We want to do the trail sections in order, from west to east. We started walking at Lake Fort Smith State Park.
Britt is super-active and very strong - he hikes a lot, and runs half marathons. But a stroke six years ago left him more or less unable to feel what the right side of his body is doing, so everything he does requires a lot of concentration. This is the first backpacking Britt has done since the stroke, and he had to adjust to the additional weight of a pack. One little moment of inattention resulted in a nasty spill that nearly knocked me down, too, and he cut his hand badly where he landed on a rock.
It's really too early in the spring for creek crossings to be pleasant, but we swapped to water shoes and got across. On the other side of the stream, we had lunch while we waited for our feet to dry out enough to put socks and boots back on.
There were lots of little silly moments too. Mandy's new trail name is 'seventeen' because of the shape of the scratches on her left leg from a serious altercation with a bramble bush. Debbie injured herself while pooping - actually, the injury was incurred by some complicated problem with her folding shovel, but this is an unimportant detail. Someone got lost outside their tent semi-naked in the dark. We won't tell you who. (Here's a hint: it wasn't me.)

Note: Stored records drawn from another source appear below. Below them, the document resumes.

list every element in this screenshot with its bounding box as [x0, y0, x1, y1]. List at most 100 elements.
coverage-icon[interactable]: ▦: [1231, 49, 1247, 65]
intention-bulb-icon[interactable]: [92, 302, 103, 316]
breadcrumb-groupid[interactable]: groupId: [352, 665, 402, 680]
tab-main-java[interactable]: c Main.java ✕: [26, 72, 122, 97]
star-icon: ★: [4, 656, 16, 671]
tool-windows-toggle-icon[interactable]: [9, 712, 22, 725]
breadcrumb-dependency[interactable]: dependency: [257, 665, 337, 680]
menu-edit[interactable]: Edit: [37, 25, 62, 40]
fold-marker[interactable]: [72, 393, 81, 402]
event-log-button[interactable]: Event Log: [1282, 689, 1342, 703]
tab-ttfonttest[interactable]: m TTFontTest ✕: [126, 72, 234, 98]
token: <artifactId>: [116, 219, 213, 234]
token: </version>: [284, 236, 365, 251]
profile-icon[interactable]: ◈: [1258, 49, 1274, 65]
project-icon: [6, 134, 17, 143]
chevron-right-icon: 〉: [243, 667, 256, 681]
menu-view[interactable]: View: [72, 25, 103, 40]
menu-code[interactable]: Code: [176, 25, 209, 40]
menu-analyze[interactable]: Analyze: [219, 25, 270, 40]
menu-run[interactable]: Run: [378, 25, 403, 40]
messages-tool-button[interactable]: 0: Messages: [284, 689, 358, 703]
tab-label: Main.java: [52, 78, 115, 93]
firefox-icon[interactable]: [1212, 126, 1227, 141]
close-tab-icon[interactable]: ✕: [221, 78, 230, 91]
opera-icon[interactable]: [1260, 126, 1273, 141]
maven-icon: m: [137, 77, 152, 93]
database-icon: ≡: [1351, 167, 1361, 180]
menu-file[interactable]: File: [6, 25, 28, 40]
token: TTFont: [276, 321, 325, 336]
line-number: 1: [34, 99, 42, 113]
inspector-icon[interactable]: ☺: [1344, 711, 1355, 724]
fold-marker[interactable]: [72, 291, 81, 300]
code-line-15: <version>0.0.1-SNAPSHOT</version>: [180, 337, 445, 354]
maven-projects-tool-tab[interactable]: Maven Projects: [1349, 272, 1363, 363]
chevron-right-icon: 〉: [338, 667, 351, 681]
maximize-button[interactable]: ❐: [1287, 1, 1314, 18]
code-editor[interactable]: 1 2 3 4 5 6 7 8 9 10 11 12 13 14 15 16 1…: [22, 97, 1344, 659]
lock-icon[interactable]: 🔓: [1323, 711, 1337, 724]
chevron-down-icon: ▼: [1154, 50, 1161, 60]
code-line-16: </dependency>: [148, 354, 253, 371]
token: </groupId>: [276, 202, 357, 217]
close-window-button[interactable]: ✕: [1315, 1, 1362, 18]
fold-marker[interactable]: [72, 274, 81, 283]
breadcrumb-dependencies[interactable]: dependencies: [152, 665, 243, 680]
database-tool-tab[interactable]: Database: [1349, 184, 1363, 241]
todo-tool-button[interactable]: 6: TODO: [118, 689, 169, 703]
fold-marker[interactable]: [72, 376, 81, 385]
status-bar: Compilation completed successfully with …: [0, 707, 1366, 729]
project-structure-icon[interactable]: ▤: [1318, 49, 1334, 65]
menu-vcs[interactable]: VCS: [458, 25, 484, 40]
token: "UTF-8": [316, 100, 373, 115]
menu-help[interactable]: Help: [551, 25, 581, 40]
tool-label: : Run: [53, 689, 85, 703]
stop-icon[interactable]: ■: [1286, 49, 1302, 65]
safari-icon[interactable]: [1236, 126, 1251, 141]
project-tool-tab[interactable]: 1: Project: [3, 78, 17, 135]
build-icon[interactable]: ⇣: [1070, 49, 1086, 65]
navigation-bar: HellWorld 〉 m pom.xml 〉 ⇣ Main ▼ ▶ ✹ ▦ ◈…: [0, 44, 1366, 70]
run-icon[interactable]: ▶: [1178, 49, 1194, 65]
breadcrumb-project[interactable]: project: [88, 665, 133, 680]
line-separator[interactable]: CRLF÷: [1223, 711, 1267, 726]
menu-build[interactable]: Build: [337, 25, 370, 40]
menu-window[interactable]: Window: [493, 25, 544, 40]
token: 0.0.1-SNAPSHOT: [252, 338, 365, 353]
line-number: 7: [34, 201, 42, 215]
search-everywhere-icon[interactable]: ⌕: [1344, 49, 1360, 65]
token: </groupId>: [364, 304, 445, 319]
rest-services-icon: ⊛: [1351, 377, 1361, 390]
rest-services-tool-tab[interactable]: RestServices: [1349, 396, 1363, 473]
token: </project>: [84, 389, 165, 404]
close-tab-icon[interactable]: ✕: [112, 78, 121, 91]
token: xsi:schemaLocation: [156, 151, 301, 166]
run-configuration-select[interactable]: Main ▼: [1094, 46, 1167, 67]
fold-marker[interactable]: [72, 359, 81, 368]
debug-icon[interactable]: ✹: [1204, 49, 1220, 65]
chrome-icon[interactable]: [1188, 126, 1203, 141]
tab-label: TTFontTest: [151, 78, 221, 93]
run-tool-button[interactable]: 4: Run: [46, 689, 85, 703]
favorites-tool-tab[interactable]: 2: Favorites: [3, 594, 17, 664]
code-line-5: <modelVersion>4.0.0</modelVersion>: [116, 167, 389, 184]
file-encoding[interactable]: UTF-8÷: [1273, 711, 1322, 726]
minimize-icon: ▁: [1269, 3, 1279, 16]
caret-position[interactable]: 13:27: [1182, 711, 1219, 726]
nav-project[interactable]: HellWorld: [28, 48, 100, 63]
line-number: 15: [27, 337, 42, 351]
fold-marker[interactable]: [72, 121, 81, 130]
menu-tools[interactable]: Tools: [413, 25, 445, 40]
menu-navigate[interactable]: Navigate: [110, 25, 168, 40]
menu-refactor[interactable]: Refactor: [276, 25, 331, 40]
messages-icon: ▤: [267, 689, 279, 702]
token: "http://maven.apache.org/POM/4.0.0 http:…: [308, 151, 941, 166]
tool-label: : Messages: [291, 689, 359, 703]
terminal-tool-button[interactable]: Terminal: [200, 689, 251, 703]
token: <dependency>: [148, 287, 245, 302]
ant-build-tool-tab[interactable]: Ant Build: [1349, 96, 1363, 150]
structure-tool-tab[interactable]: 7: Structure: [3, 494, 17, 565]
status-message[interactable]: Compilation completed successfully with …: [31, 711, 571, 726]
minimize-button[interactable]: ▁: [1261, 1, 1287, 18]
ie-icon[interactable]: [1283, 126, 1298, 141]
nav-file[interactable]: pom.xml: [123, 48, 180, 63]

Mandy did a great job of being independent this weekend. Even just a year ago, she had to be prompted to do nearly everything when we camped with her. When her tent was set up, we had to tell her to put in her pad, and then her sleeping bag. She had to be reminded and helped, a lot. But this weekend, suddenly, she was almost completely autonomous. We'd look up from setting up our own tent to find that hers was already standing. I'd finish changing into my warmer evening clothes, and realize that she'd already changed, too. It's nice to watch her being capable and independent.
We had a good weekend, doing good things with good people. Sometimes I wish I could take a snapshot of a feeling, the way we capture pictures of trees and waterfalls. I wish I could save those memories in a scrapbook, to remember feeling cheerful and content and loved and at peace.